As Adjaye pointed out during an Architecture & Design Society conversation with Ryan on September 16, he made the decision to study architecture at the Royal College of Art, London, rather than an architecture school, eschewing early in his career architectural polemics, and choosing, instead, to focus on the relationship between objects and environment, and the evolving nature of everyday reality. He frequently collaborates with artists, musicians and writers.

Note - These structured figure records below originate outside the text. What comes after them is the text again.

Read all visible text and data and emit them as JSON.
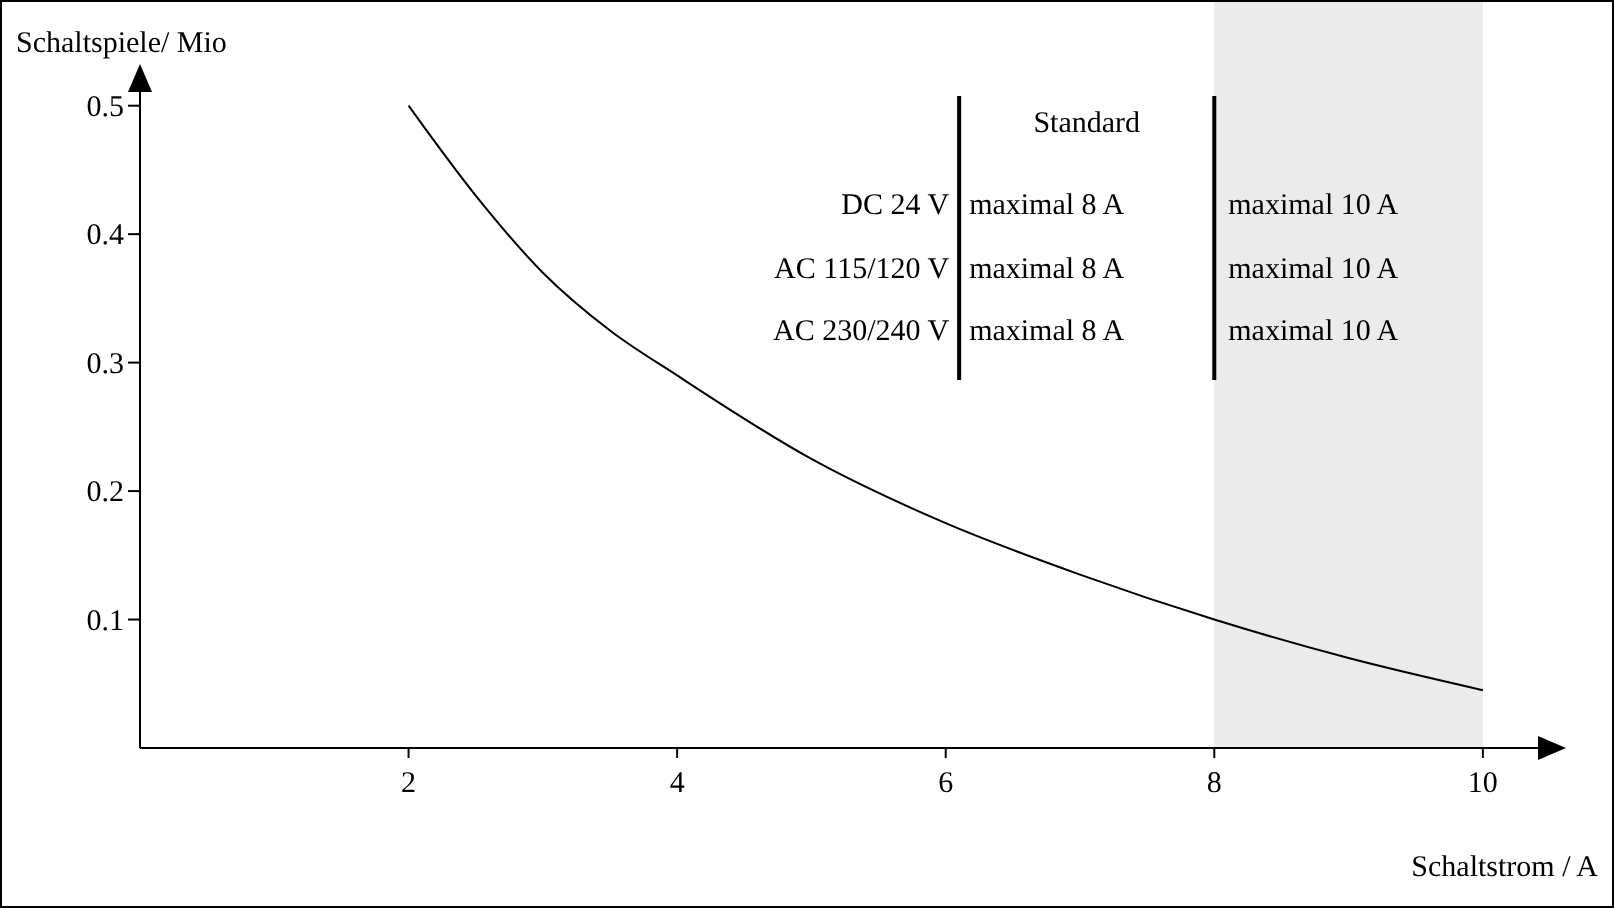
{
  "chart_data": {
    "type": "line",
    "xlabel": "Schaltstrom / A",
    "ylabel": "Schaltspiele/ Mio",
    "xlim": [
      0,
      10.5
    ],
    "ylim": [
      0,
      0.52
    ],
    "xticks": [
      2,
      4,
      6,
      8,
      10
    ],
    "yticks": [
      0.1,
      0.2,
      0.3,
      0.4,
      0.5
    ],
    "series": [
      {
        "color": "#000000",
        "x": [
          2,
          2.5,
          3,
          3.5,
          4,
          5,
          6,
          7,
          8,
          9,
          10
        ],
        "values": [
          0.5,
          0.43,
          0.37,
          0.325,
          0.29,
          0.225,
          0.175,
          0.135,
          0.1,
          0.07,
          0.045
        ]
      }
    ],
    "bands": [
      {
        "axis": "x",
        "from": 8,
        "to": 10,
        "color": "#ebebeb"
      }
    ],
    "annotations": [
      "Standard",
      "DC 24 V",
      "maximal 8 A",
      "maximal 10 A",
      "AC 115/120 V",
      "maximal 8 A",
      "maximal 10 A",
      "AC 230/240 V",
      "maximal 8 A",
      "maximal 10 A"
    ],
    "grid": false,
    "line_style": "solid"
  }
}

From 1999 to 2011, Adjaye made regular impromptu visits to each of the African capitals, paying ordinary citizens, from students to cab drivers, to show him every inch of their respective cities. More than twenty years after Adjaye opened his first office in London in 1994, his “Afropolitan” perspective, and commitment to steeping himself in learning and lived experience is apparent in the fifty built projects designed in his four offices, in London, New York, Berlin and Accra. The result is physical intimacy with and tactile appreciation for the unique features of place animated by people and structures that have inhabited them.

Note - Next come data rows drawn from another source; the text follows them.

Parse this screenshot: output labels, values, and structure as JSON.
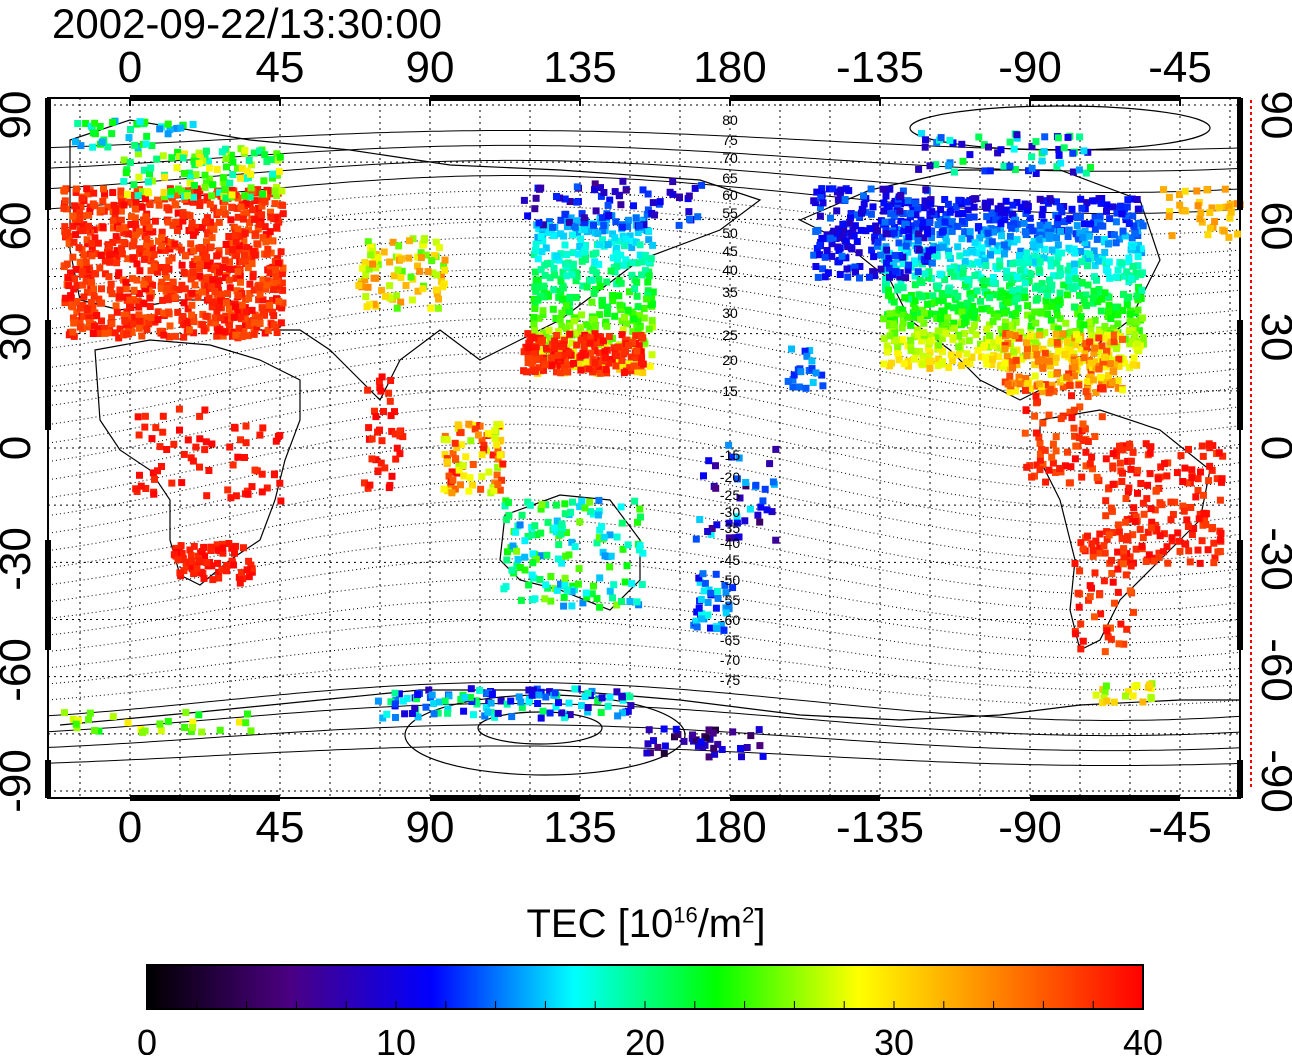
{
  "header": {
    "timestamp": "2002-09-22/13:30:00"
  },
  "map": {
    "lon_tick_labels": [
      "0",
      "45",
      "90",
      "135",
      "180",
      "-135",
      "-90",
      "-45"
    ],
    "lat_tick_labels": [
      "90",
      "60",
      "30",
      "0",
      "-30",
      "-60",
      "-90"
    ],
    "contour_labels": [
      "80",
      "75",
      "70",
      "65",
      "60",
      "55",
      "50",
      "45",
      "40",
      "35",
      "30",
      "25",
      "20",
      "15",
      "-15",
      "-20",
      "-25",
      "-30",
      "-35",
      "-40",
      "-45",
      "-50",
      "-55",
      "-60",
      "-65",
      "-70",
      "-75"
    ],
    "colors": {
      "border_right": "#ff0000",
      "frame": "#000000",
      "grid": "#000000"
    }
  },
  "colorbar": {
    "label_main": "TEC  [10",
    "label_exp": "16",
    "label_unit": "/m",
    "label_exp2": "2",
    "label_close": "]",
    "ticks": [
      "0",
      "10",
      "20",
      "30",
      "40"
    ],
    "range": [
      0,
      40
    ],
    "colormap_stops": [
      "#000000",
      "#4b0082",
      "#0000ff",
      "#00ffff",
      "#00ff00",
      "#ffff00",
      "#ff8000",
      "#ff0000"
    ]
  }
}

Adjaye’s humanity, his conception of architecture as a means of creating community, is matched by his humility: a refreshing quality that allows the intrinsic power of materials, cultural meaning and design purpose to emanate from his work, unencumbered by ego and free of imposed ideas and desires.
Architecture exhibitions tend to be spare, and can be static, even stultifyingly dull. Ryan noted during the dialogue that her mission is to curate exhibitions that make architecture come alive in a museum setting. With the exception of a small section titled “Urban Systems,” which is less detailed and with signage somewhat confusing, the goal is achieved. Liberal use of walls and floor space in three rooms—one devoted to “Living Spaces” and two, on the first and second floors of the Modern Wing, to “Democracy of Knowledge: Public Buildings,” creates a tantalizingly busy visual and visceral dynamic. Black-and-white postcard-like images lend almost mesmerizing detail to the buildings’ physical, cultural, and historic context. Scale models, juxtaposed with installations of real-size façade fragments, made me, like the proverbial kid in a candy store, want to press my nose and hands up against the imaginary glass case, and devour all the offerings at once.

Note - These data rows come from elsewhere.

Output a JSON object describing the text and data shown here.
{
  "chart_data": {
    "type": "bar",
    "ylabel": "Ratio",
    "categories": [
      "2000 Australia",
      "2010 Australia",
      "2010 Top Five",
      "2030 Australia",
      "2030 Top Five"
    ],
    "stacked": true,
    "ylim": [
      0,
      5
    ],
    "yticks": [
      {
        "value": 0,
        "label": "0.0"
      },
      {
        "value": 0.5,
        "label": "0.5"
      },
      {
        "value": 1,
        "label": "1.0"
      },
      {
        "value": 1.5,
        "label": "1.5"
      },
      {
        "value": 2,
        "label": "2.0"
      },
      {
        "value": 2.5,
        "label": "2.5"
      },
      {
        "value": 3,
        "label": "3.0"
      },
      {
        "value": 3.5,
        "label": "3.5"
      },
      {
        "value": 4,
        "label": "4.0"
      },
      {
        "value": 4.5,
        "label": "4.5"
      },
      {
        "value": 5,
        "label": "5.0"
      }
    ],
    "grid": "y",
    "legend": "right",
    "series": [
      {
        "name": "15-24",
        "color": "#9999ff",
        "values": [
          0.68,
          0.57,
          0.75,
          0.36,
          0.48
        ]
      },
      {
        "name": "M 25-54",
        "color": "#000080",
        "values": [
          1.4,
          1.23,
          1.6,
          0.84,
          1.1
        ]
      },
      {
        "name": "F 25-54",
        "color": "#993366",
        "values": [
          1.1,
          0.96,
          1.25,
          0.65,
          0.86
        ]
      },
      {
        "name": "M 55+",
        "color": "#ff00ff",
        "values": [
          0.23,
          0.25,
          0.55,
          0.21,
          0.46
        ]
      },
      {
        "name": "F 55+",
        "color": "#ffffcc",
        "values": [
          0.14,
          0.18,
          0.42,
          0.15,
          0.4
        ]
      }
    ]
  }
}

Alara Concept Store, Lagos, Nigeria, 2015/Photo: Studio Hans Wilschut, Courtesy of Adjaye Associates.
The Public Buildings rooms, especially, feature evocative, elegant projects that made me want to click my heels and be instantly transported to the Stephen Lawrence Centre in London, Sugar Hill in Harlem, Wakefield Market Hall in England, the Francis A. Gregory Library in Washington D.C. and, of course, to 2016 and the opening of the Smithsonian National Museum of African-American History and Culture—described by Adjaye as the dream project of his career. The Horizon pavilion installation, with its slightly uneven rough wood finish and inviting asymmetry, offers the full-body, satisfying experience of entry.
“Making Place” teaches vivid, vital lessons about the transformative power, not only of Adjaye’s work, but of architecture.
“Making Place: the Architecture of David Adjaye” is on display in the Modern Wing of the Art Institute of Chicago from September 19 through January 3. A series of public programs accompanies the exhibition.